Look for comments like "delete class X" or "add argument Y to method B" to
indicate the release will not be backwards-compatible. It is not
necessary to *lower* a version number, say, if the release does not
have new features and has only fixed a bug. Sometimes if there is
only one change and it is clearly a bug fix we may ask them to do
that, but most of the time releases include a mix of fixes and
features.
Another thing to look for is if there are only CI configuration
changes. There is no reason to tag a release if the only change was
to the zuul or tox configuration, because the end user won't see those
changes. That happens sometimes with the projects that have a script
to prepare the release proposal.
The next part of the output (below the ``Release Notes``) shows the same
text that will appear in the release announcement email. It is included so
that if building that text fails for some reason this job will fail and the
reno input files can be fixed instead of having the announce job fail.
Users of $PROJECT
-----------------
The final part of the output is a list of projects that have the
current deliverable being released in one of their dependency
lists. That section is useful for evaluating the impact of a late
release when we're in the freeze period.
Release Jobs
============
When a release request is submitted the ``check-release-approval`` job
will be triggered to check that release requests were approved by PTL or
release liaison.
After a release request merges, the ``tag-releases`` job will start up
in the ``release-post`` pipeline.
``tag-releases`` reads the file from the releases repository and adds
the tag to the repository mentioned in the deliverable file.
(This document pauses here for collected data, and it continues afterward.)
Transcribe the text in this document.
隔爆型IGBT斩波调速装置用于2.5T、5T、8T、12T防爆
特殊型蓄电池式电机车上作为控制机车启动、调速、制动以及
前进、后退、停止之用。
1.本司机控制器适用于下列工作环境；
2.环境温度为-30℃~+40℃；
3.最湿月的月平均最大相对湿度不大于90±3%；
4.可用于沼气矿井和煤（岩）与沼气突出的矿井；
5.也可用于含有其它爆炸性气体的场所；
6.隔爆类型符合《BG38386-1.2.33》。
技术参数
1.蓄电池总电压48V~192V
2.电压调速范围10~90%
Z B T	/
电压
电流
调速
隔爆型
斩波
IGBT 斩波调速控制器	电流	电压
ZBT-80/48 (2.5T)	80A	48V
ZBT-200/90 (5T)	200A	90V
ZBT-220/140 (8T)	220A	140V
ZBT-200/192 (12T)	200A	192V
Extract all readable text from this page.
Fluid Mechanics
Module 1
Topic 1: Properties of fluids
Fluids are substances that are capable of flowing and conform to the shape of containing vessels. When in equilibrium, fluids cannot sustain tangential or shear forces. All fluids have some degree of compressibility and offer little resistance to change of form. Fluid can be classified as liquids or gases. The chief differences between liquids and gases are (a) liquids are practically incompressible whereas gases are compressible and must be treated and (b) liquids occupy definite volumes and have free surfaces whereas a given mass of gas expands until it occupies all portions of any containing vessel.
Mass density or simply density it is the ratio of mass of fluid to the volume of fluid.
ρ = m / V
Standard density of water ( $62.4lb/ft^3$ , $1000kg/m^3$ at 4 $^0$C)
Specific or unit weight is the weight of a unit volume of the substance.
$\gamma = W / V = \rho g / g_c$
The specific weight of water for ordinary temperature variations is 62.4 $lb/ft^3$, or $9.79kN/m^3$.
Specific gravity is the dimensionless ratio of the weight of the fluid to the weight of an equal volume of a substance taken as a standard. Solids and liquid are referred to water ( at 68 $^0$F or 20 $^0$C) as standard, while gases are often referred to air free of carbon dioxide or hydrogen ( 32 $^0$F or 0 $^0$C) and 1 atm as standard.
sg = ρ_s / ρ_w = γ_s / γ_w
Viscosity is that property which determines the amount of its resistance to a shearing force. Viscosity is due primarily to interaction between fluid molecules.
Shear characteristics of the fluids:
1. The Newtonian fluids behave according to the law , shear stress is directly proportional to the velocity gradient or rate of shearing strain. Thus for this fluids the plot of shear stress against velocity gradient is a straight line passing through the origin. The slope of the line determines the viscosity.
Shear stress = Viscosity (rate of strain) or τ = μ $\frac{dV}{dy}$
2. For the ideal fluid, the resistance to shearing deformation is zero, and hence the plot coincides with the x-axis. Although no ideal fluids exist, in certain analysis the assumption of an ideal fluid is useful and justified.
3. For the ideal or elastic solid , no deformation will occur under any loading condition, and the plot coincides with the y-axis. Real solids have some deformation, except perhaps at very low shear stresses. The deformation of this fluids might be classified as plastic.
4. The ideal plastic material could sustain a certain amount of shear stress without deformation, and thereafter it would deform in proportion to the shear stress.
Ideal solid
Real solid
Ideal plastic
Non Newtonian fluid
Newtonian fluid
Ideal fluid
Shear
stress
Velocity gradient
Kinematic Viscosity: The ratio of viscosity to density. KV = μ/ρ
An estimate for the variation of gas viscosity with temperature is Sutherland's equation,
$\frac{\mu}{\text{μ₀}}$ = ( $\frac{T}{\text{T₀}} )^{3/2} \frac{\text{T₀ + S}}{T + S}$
Adding the tag triggers another job that actually builds the release
and uploads it.
.. ttx has a nice diagram of that, insert it here
After a Python package release is uploaded, the job
``propose-update-constraints`` submits a change to
``openstack/requirements`` to update the ``upper-constraints.txt``
list. The constraints list is used along with the actual requirements
list to tell the jobs which versions of which packages to
install. Since we maintain that list, every time we release something
that is constrained we want to make sure the value is updated. The
job runs for all python packages, but not all of them are in the
constraint list so sometimes it does not submit a patch.
Release Job Failures
====================
When release jobs fail, messages are sent to release failure mailing
list:
http://lists.openstack.org/cgi-bin/mailman/listinfo/release-job-failures
Release Approval Status
=======================
Depending on the kind of job failures experienced it could be mandatory
to stop all our release approvals.
Indeed, sometimes job failures are systemic and should be fixed
first to avoid repeated failures wich could lead inconsistent states in our
coordinated releases.
To answer that case we defined three statuses to indicate if we should/shouldn't
continue to validate patch:
- ``RED``: no more approvals;
- ``ORANGE``: a transient status where we think that the issue is solved but
approvals must be carefully monitored first;
- ``GREEN``: the issue have been fixed and everything works as expected.
(approvals are reopen).
To inform all the release managers that something went wrong and ask them to
hold approvals then follow the following process:
1. open a new thread on the ML with for topic ``[release] Status: RED - $subject``
to indicate the issue
2. notify directly the release managers on IRC (``#openstack-release``)
When you think that the problem is solved but that it still need some tests
you just have to reply on the thread by moving the topic from ``RED``
to ``ORANGE``.
When everything seems under control then you can reply on the thread by moving
the topic from ``ORANGE`` to ``GREEN``.